Bank sentral di Cina, Singapura, dan India telah mengambil peran utama dalam menyelidiki secara aktif penggunaan, atau benar-benar bekerja sama dengan industri dalam menguji bagaimana CBDC dapat digunakan dalam transaksi keuangan.
Regulasi pergerakan mata uang secara digital juga akan lebih baik di bawah penggunaan CBDC. “Itu mengatasi masalah penghindaran pajak yang bisa berujung pada pencucian uang, yang bahkan saat ini sangat sulit diperbaiki oleh regulator,” kata Pandit.
Dia menambahkan bahwa itu akan membantu menurunkan biaya pembayaran per industri dan lebih efisien.

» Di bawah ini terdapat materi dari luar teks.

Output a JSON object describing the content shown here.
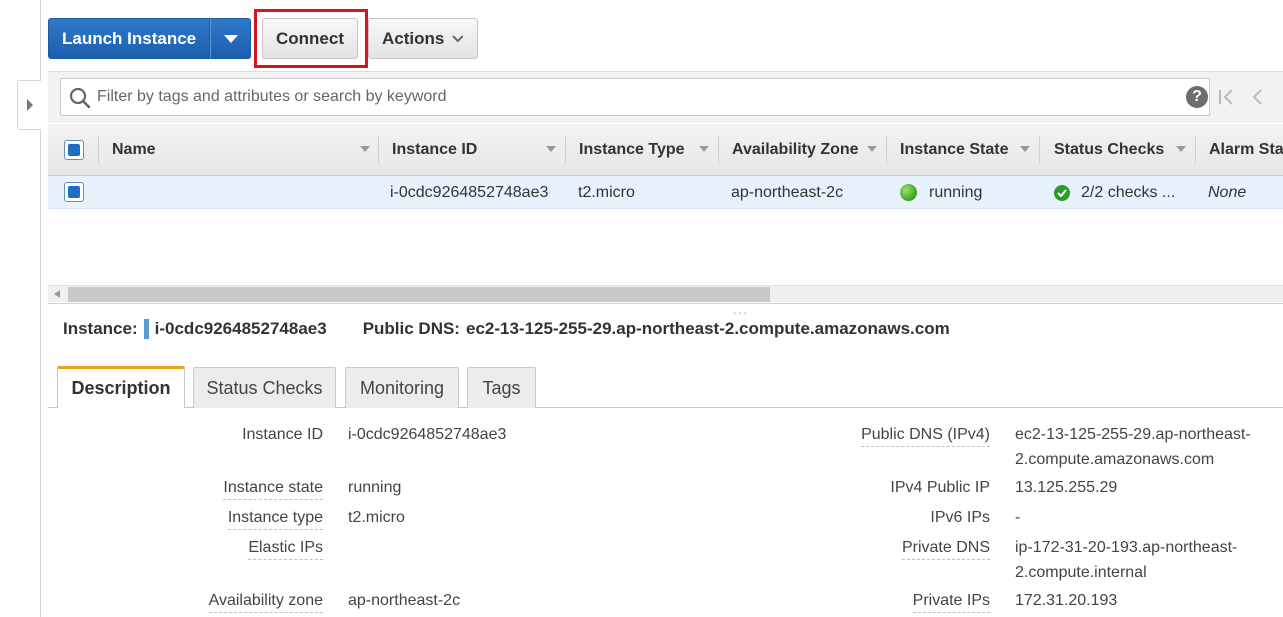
{
  "toolbar": {
    "launch_label": "Launch Instance",
    "connect_label": "Connect",
    "actions_label": "Actions"
  },
  "search": {
    "placeholder": "Filter by tags and attributes or search by keyword",
    "help": "?"
  },
  "table": {
    "headers": [
      "Name",
      "Instance ID",
      "Instance Type",
      "Availability Zone",
      "Instance State",
      "Status Checks",
      "Alarm Sta"
    ],
    "rows": [
      {
        "name": "",
        "instance_id": "i-0cdc9264852748ae3",
        "instance_type": "t2.micro",
        "availability_zone": "ap-northeast-2c",
        "instance_state": "running",
        "status_checks": "2/2 checks ...",
        "alarm_status": "None"
      }
    ]
  },
  "instance_header": {
    "instance_label": "Instance:",
    "instance_id": "i-0cdc9264852748ae3",
    "dns_label": "Public DNS:",
    "dns_value": "ec2-13-125-255-29.ap-northeast-2.compute.amazonaws.com"
  },
  "tabs": [
    "Description",
    "Status Checks",
    "Monitoring",
    "Tags"
  ],
  "description": {
    "left": [
      {
        "label": "Instance ID",
        "value": "i-0cdc9264852748ae3"
      },
      {
        "label": "Instance state",
        "value": "running"
      },
      {
        "label": "Instance type",
        "value": "t2.micro"
      },
      {
        "label": "Elastic IPs",
        "value": ""
      },
      {
        "label": "Availability zone",
        "value": "ap-northeast-2c"
      }
    ],
    "right": [
      {
        "label": "Public DNS (IPv4)",
        "value_line1": "ec2-13-125-255-29.ap-northeast-",
        "value_line2": "2.compute.amazonaws.com"
      },
      {
        "label": "IPv4 Public IP",
        "value": "13.125.255.29"
      },
      {
        "label": "IPv6 IPs",
        "value": "-"
      },
      {
        "label": "Private DNS",
        "value_line1": "ip-172-31-20-193.ap-northeast-",
        "value_line2": "2.compute.internal"
      },
      {
        "label": "Private IPs",
        "value": "172.31.20.193"
      }
    ]
  },
  "colors": {
    "primary_button": "#1f6dc5",
    "highlight_box": "#d4141f",
    "active_tab_accent": "#f0a01e",
    "running_status": "#38a31c",
    "selected_row": "#e8f2fd"
  }
}
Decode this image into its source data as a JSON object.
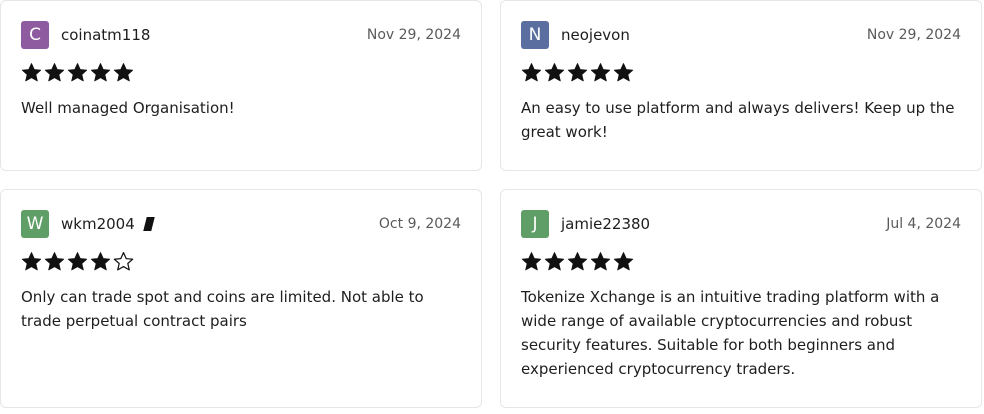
{
  "reviews": [
    {
      "avatar_letter": "C",
      "avatar_color": "#8e5aa0",
      "username": "coinatm118",
      "has_badge": false,
      "date": "Nov 29, 2024",
      "rating": 5,
      "text": "Well managed Organisation!"
    },
    {
      "avatar_letter": "N",
      "avatar_color": "#5a6ea0",
      "username": "neojevon",
      "has_badge": false,
      "date": "Nov 29, 2024",
      "rating": 5,
      "text": "An easy to use platform and always delivers! Keep up the great work!"
    },
    {
      "avatar_letter": "W",
      "avatar_color": "#5f9e66",
      "username": "wkm2004",
      "has_badge": true,
      "date": "Oct 9, 2024",
      "rating": 4,
      "text": "Only can trade spot and coins are limited. Not able to trade perpetual contract pairs"
    },
    {
      "avatar_letter": "J",
      "avatar_color": "#5f9e66",
      "username": "jamie22380",
      "has_badge": false,
      "date": "Jul 4, 2024",
      "rating": 5,
      "text": "Tokenize Xchange is an intuitive trading platform with a wide range of available cryptocurrencies and robust security features. Suitable for both beginners and experienced cryptocurrency traders."
    }
  ],
  "icons": {
    "star_filled": "star-filled-icon",
    "star_empty": "star-empty-icon",
    "badge": "verified-badge-icon"
  }
}
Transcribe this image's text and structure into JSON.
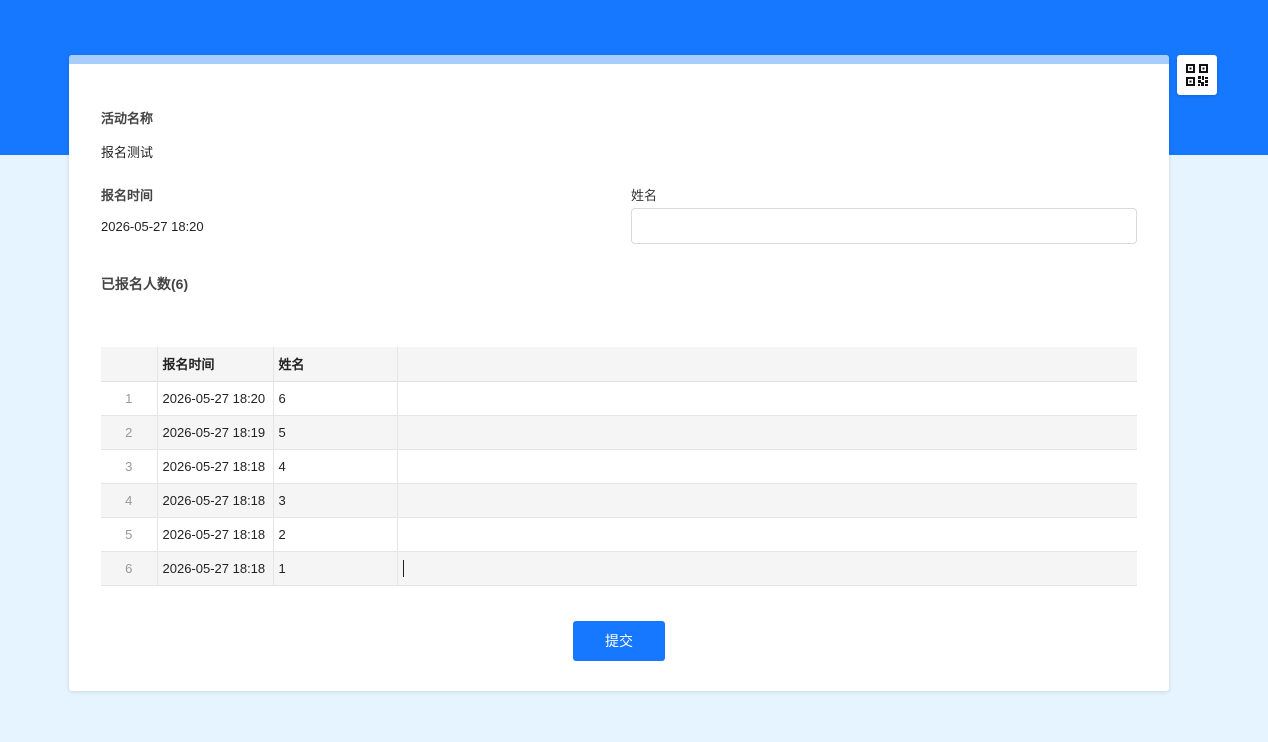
{
  "colors": {
    "primary": "#1677ff",
    "background": "#e6f4ff",
    "card_accent": "#a6cdfb"
  },
  "qr_button": {
    "icon": "qr-code-icon"
  },
  "form": {
    "activity_label": "活动名称",
    "activity_value": "报名测试",
    "time_label": "报名时间",
    "time_value": "2026-05-27 18:20",
    "name_label": "姓名",
    "name_value": "",
    "name_placeholder": ""
  },
  "registrations": {
    "title": "已报名人数(6)",
    "columns": [
      "",
      "报名时间",
      "姓名",
      ""
    ],
    "rows": [
      {
        "index": "1",
        "time": "2026-05-27 18:20",
        "name": "6"
      },
      {
        "index": "2",
        "time": "2026-05-27 18:19",
        "name": "5"
      },
      {
        "index": "3",
        "time": "2026-05-27 18:18",
        "name": "4"
      },
      {
        "index": "4",
        "time": "2026-05-27 18:18",
        "name": "3"
      },
      {
        "index": "5",
        "time": "2026-05-27 18:18",
        "name": "2"
      },
      {
        "index": "6",
        "time": "2026-05-27 18:18",
        "name": "1"
      }
    ]
  },
  "submit_label": "提交"
}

Cloud diharapkan juga mengambil peran tidak hanya dalam pembayaran tetapi juga mobile banking secara umum, dimana berpotensi dapat mengurangi biaya sekaligus membuat pembayaran digital lebih cepat dan berkelanjutan di masa depan.
“Bank telah beroperasi pada inti warisan yang telah dibangun selama beberapa dekade, dan ini adalah sistem yang sangat monolitik. Bank dibangun dari teknologi dan menggunakan bahasa peninggalan (warisan), yang sangat sulit untuk didukung saat ini, karena keahlian tersebut menghilang,” kata Pandit.
“Jadi mereka tidak dapat mendukung tren, teknologi, dan adaptasi yang berkembang . Mereka tidak dapat mendukung, misalnya pada inovasi yang kami bicarakan [seperti] BNPL dan dompet digital. Bank harus melakukan banyak upaya untuk mengeluarkan produk-produk itu,“ kata Pandit menambahkan.
Melihat bank tertarik untuk pindah ke sistem inti yang lebih ringan, FIS, bekerja sama dengan Microsoft menawarkan Platform Perbankan Modern FIS milik mereka pada platform Microsoft Azure Banking, untuk membantu bank merancang, membangun, dan menggunakan produk dan layanan perbankan baru yang ramah cloud, terutama untuk perusahaan yang masih terhambat oleh sistem konvensional.